Someday, humans will be traveling far from Earth in large interplanetary spaceships not very different than the International Space Station (ISS). Isolated and dependent on these ships for survival, these travelers will have no choice but to know how to maintain and repair their vessels whenever something on them should break.
And things will break. Entropy rules, and with time all things deteriorate and fail.
Each failure, however, is also a precious opportunity to learn something about the environment of space. Why did an item break? What caused it to fail? Can we do something to prevent the failure in the future? Finding answers to these questions will make it possible to build better and more reliable interplanetary spaceships.
ISS is presently our only testbed for studying these kinds of engineering questions. And in 2007, a spectacular failure, combined with an epic spacewalk, gave engineers at the Johnson Space Center a marvelous opportunity to study these very issues.
In November 2007, astronauts were preparing the station to receive its last of four solar panel arrays. To install the last array, however, required moving an array from the one end of the station’s truss where it had been deployed for seven years to its permanent home on truss’s port side. To do this, the array was retracted, folding up accordion-like as designed. Astronauts then moved it to its new home, where it was then to be reopened.
As the panel was unfolding, however, the array began to tear in two places. For some reason a guide wire had snagged on a grommet, pulling the paneling apart and causing two tears one and three feet in diameter respectively. The deployment was halted, and an emergency spacewalk was then improvised in which astronaut Scott Parazynski — hanging on the end of the shuttle’s inspection boom that was attached to the station’s robot arm and thus out there farther than any astronaut had ever hung — cut the guide wire and then used cufflink-like attachments and straps to sew the tears back together.
After this spacewalk the panel was unfolded as planned, so that the station’s construction could go forward.
While everyone enthused about Parazynski’s surgical repair that saved the station, engineers had a more mundane but equally important question. What caused the guide wire to come free and snag the array?
When Parazynski cut the wire, he stored it so that it could be returned to Earth. Engineers at the Johnson Space Center in Houston then inspected the wire’s frayed ends using scanning electron microscopes.
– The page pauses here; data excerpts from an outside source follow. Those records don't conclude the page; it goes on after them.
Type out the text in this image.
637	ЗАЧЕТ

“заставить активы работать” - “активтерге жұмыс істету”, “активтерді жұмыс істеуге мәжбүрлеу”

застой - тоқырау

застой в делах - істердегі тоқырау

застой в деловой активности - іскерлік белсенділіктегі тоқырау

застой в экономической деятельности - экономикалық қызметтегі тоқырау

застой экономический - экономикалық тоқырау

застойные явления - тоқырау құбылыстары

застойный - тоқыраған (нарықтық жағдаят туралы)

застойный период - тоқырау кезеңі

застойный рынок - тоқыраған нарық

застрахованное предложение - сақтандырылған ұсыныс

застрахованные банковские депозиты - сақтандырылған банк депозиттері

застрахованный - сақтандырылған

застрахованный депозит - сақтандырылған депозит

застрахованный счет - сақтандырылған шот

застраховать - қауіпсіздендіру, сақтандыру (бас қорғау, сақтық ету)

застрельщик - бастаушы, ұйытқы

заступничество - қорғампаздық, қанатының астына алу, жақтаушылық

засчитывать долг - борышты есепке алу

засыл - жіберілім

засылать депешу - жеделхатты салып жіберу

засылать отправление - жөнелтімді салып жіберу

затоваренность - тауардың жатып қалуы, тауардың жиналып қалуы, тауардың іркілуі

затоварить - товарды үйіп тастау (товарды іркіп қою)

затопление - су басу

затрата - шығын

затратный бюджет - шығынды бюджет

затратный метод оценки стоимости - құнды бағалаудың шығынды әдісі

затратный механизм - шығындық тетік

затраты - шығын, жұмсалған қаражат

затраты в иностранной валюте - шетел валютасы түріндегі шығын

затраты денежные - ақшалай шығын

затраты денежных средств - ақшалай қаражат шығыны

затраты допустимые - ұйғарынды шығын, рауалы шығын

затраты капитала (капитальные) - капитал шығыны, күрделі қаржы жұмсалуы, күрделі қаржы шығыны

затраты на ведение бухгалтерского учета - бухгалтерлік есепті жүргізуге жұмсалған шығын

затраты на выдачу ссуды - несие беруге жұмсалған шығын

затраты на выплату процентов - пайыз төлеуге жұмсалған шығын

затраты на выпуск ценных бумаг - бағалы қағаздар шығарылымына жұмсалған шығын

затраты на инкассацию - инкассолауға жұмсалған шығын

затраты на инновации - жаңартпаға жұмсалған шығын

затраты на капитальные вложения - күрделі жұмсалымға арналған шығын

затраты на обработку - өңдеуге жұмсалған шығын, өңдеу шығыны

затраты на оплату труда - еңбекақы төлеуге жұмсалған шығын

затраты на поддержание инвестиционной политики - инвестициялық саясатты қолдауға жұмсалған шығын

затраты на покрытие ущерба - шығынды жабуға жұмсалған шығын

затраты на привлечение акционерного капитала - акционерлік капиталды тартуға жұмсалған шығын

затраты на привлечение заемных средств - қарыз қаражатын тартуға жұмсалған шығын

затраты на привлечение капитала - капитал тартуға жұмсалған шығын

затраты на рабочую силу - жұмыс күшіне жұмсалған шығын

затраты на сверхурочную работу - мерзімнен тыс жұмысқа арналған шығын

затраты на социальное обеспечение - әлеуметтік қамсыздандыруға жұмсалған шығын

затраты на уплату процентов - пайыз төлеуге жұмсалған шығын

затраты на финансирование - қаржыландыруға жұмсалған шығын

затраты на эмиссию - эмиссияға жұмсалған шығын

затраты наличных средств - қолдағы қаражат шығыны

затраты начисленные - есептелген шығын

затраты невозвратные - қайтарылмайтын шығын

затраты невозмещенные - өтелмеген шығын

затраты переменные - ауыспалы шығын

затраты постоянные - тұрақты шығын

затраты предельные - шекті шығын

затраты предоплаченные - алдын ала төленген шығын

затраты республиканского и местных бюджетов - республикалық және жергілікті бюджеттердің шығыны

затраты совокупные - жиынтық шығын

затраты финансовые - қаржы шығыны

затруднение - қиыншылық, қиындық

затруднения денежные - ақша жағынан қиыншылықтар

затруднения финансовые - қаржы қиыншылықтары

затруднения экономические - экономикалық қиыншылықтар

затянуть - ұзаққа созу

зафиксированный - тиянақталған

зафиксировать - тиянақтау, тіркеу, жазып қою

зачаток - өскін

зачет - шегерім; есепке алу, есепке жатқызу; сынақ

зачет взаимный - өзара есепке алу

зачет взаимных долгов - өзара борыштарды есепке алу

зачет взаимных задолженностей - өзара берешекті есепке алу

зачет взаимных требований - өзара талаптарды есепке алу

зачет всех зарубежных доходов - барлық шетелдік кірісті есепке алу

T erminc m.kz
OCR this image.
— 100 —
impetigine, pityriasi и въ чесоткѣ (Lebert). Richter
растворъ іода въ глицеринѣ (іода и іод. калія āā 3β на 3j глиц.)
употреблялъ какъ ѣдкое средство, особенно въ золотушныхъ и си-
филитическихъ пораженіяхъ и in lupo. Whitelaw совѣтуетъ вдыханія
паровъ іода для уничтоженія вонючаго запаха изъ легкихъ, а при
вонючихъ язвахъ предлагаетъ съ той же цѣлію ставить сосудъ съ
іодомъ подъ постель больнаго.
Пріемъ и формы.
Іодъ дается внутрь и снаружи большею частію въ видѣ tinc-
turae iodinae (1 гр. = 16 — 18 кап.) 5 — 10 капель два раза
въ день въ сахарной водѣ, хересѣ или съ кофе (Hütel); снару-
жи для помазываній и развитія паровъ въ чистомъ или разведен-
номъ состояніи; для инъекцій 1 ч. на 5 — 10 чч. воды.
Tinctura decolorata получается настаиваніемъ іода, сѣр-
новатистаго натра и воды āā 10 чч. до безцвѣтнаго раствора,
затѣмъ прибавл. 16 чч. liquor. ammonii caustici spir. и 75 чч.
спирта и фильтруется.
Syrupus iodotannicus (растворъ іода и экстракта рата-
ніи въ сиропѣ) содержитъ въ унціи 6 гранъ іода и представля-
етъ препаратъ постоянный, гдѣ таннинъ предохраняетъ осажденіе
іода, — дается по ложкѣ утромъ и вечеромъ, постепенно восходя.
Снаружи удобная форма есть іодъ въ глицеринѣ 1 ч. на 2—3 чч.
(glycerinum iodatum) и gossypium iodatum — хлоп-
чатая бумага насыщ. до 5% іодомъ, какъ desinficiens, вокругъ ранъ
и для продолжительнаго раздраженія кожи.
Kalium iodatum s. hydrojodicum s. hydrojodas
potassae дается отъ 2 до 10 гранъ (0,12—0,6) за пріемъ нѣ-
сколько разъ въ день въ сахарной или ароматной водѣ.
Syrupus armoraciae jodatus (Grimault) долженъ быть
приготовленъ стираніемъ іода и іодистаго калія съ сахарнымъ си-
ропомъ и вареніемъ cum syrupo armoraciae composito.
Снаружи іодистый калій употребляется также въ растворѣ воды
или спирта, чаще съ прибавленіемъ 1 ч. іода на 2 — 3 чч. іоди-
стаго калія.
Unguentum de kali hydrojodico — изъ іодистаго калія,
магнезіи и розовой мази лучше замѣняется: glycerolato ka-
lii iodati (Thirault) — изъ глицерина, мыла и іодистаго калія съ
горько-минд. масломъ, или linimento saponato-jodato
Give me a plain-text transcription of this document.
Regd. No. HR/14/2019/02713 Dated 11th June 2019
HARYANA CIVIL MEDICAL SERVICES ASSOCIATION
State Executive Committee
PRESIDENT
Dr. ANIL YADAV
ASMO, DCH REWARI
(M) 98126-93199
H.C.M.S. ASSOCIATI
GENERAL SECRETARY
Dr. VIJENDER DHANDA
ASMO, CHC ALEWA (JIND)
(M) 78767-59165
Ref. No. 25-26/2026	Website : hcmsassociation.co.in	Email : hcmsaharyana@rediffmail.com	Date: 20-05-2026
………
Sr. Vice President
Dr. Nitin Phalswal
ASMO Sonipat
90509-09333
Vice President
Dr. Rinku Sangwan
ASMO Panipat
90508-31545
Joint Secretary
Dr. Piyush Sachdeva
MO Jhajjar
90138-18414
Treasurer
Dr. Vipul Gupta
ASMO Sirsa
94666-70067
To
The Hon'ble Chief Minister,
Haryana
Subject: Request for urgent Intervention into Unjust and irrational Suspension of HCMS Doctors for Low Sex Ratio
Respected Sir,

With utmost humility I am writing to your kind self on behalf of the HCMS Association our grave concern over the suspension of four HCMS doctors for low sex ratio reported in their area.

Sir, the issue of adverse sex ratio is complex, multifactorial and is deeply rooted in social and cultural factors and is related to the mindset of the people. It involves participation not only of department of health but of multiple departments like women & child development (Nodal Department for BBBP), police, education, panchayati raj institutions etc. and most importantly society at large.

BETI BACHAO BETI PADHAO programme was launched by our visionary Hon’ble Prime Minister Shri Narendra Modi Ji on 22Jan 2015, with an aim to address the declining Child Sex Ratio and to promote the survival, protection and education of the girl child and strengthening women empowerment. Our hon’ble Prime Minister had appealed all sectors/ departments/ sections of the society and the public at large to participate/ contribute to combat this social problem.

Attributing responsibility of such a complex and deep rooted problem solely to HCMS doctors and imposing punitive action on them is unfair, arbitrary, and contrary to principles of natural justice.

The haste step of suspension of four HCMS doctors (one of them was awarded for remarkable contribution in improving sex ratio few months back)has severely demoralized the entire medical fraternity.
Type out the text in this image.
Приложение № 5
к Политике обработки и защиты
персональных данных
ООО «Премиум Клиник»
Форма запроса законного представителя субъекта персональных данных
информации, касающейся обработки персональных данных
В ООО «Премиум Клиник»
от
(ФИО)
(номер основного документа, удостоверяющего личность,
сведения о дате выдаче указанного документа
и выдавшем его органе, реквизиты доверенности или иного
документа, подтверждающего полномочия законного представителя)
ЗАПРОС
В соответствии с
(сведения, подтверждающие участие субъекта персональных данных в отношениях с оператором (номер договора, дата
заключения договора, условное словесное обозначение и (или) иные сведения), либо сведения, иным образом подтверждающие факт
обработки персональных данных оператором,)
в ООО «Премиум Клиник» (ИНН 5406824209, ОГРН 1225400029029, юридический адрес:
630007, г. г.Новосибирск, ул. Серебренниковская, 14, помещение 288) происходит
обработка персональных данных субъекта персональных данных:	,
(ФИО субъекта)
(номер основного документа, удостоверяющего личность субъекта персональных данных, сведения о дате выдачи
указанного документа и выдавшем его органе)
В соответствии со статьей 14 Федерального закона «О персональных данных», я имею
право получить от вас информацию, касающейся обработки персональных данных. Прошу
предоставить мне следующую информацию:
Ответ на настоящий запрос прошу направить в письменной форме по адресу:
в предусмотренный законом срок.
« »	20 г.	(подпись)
You can read their paper here [pdf].
The results were quite unexpected: The guide wire had broken because it had been hit by a tiny piece of space junk, melting and splitting the wire but damaging nothing else.
This conclusion was supported by two pieces of evidence. First, the frayed ends of three wires in the guide wire bundle showed clear evidence of melting. As the engineers noted in their report,
Micrometeoroid and orbital debris (MMOD) particles typically impact at high speed and release a large amount of energy, resulting in the displacement of target material with a mass 10 to 100 times the projectile mass due to melting and plastic flow local to the impact site. The presence of melt is a clear indication that the damage to these three wires was caused by MMOD impact. Other wires in the bundle appear to have been broken by mechanical action.
A likely scenario that explains the observed damage to the guide wire is that [an] impact damaged and broke a few of the wires, which allowed the guide wire to snag in a … grommet during deployment. Subsequently, as the process of deployment continued with a snagged guide wire, additional wires in the guide wire were sheared as they were pulled against the grommet.
The next question: What was it that hit the wire? Spectroscopy of the melt points showed no evidence of micrometeroid materials. Instead, the engineers found evidence of bismuth metal as well as alloys of gold-copper-sulfur, gold-silver-copper, lanthanum-cerium, antimony-sulfur, and tungsten-sulfur. None of these materials are found in asteroids, and none in the wire itself. Instead, these kinds of materials would be expected from a piece of engineered material once part of a satellite and now space junk.
The odds of such a collision seemed unlikely if impossible. The wire is tiny. Orbital debris is generally made of larger pieces that would have caused greater damage. Instead, what happened was a very small piece of space junk hit the wire — and only the wire — at high speed, breaking it.
What can be done to prevent this from happening again? Well, in Earth orbit the best solution is to reduce the amount of space junk. In this sense, the proposal by a Swiss company to launch an orbital “street sweeper” makes sense.
For interplanetary travel the problem is less worrisome, though small micrometeorites do exist. Though engineering work continues [pdf] to develop better shielding to protect the skin of spaceships, you can’t cover solar panels with shielding.
A more practical solution is to design the spacecraft so that the occupants can reasonably access all of its parts, and provide them the tools to make repairs, as Parazynski did during his space walk. In this sense, having several different robot arms, spacesuits, repair tools, spare parts, and training to do this sort of work seems essential for any spacefarers traveling beyond Earth orbit to another planet.
Like the sailors of old, space travelers will need to able to repair and even rebuild their spaceships, wherever they are. Any interplanetary spaceship design has got to factor this reality into its design.